Il Messaggero, 4 dicembre 2025
Verso l’okay per l’area di libero scambio più grande al mondo
La firma del trattato commerciale tra Unione europea e Mercosur è una corsa contro il tempo. A meno di colpi di scena dell’ultimo minuto, data e luogo ci sono già: il 20 dicembre a Brasilia, ha annunciato il padrone di casa, il presidente brasiliano Lula, a nome del blocco economico sudamericano che riunisce anche Argentina, Uruguay e Paraguay.
Prima di allora, Ursula von der Leyen dovrà aver dribblato un ultimo ostacolo politico interno: l’adozione di un pacchetto di tutele per gli agricoltori messo sul tavolo nella speranza di convincere a dire sì i Paesi più scettici (tra cui Francia, Polonia e, in parte, pure l’Italia) per via del temuto impatto sul comparto primario.
Si prevede, in particolare, la possibilità di sospendere unilateralmente l’accesso preferenziale di alcuni prodotti agricoli sudamericani nell’Ue in caso di aumento dei volumi di importazione oltre il 10% o di un calo dei prezzi della stessa entità anche solo in uno Stato.
Dopo un tentativo di accelerare, naufragato a fine novembre, l’Eurocamera si pronuncerà sul meccanismo di salvaguardia quasi sul gong, il 16 dicembre, mentre un gruppo di 140 eurodeputati ha tentato la strada legale, chiedendo che a pronunciarsi sulla legittimità del trattato sia la Corte di Giustizia, con l’intento di rinviare la firma dell’accordo. Se, alla fine, von der Leyen dovesse riuscire a tenere insieme la sua litigiosa euro-maggioranza, le successive tappe sarebbero serrate.
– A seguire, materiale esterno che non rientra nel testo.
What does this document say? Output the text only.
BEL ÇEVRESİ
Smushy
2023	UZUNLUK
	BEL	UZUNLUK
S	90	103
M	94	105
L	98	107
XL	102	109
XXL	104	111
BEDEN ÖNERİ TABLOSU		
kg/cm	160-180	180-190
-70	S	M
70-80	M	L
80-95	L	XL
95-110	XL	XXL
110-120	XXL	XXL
Per l’adozione, Bruxelles ha scelto un iter snello, visto che si tratta di competenza esclusiva: non servirà l’unanimità dei 27 governi, ma basterà la maggioranza qualificata (15 sì, in rappresentanza di almeno il 65% della popolazione) e l’assenso dell’Eurocamera con il 50% più uno dei presenti.
Il trattato Ue-Mercosur creerà la più grande zona di libero scambio al mondo, con più di 700 milioni di consumatori interessati, e ridurrà i maxi-dazi oggi esistenti sulle automobili (35%), sui macchinari (14-20%) e sui farmaci (fino al 14%) provenienti dall’Europa.
Secondo i calcoli della Commissione, poi, l’intesa aumenterà le esportazioni annuali dell’Ue verso il Mercosur fino al 39%, con un picco di quasi il 50% per l’agroalimentare, in particolare vino, cioccolato e olio d’oliva, oggi tutti daziati tra il 10% e il 35%. E contribuirà a creare 440mila posti di lavoro in tutta Europa e a rafforzare le tutele contro le imitazioni (tra cui il fenomeno dell’italian sounding), proteggendo 344 indicazioni geografiche come Dop e Doc.
Tra le merci più sensibili c’è la carne di manzo, per cui l’Ue ha ottenuto una serie di concessioni in fase di negoziato: solo 99mila tonnellate all’anno (delle oltre 15 milioni prodotte dai Paesi del Mercosur) potranno entrare nel mercato Ue, e lo faranno comunque con un mini-dazio del 7,5%.
«Si tratta di poco meno di due bistecche per europeo», spiegano a Bruxelles. Sopra quella soglia, rimangono in vigore prelievi del 40-50%. Al termine di 25 anni di trattative, von der Leyen ha concluso il negoziato esattamente un anno fa, con un blitz simbolico a Montevideo, in Uruguay, primo atto del secondo mandato.
Un eventuale via libera sarebbe il principale tassello messo sul mappamondo da un’Europa che, in risposta ai dazi trumpiani, ha deciso di diversificare il proprio export rispetto agli Stati Uniti. Dopo Indonesia e Messico, colloqui sono in corso anche con le principali economie del Sudest asiatico (Filippine, Thailandia, Vietnam), con l’India e con le monarchie del Golfo.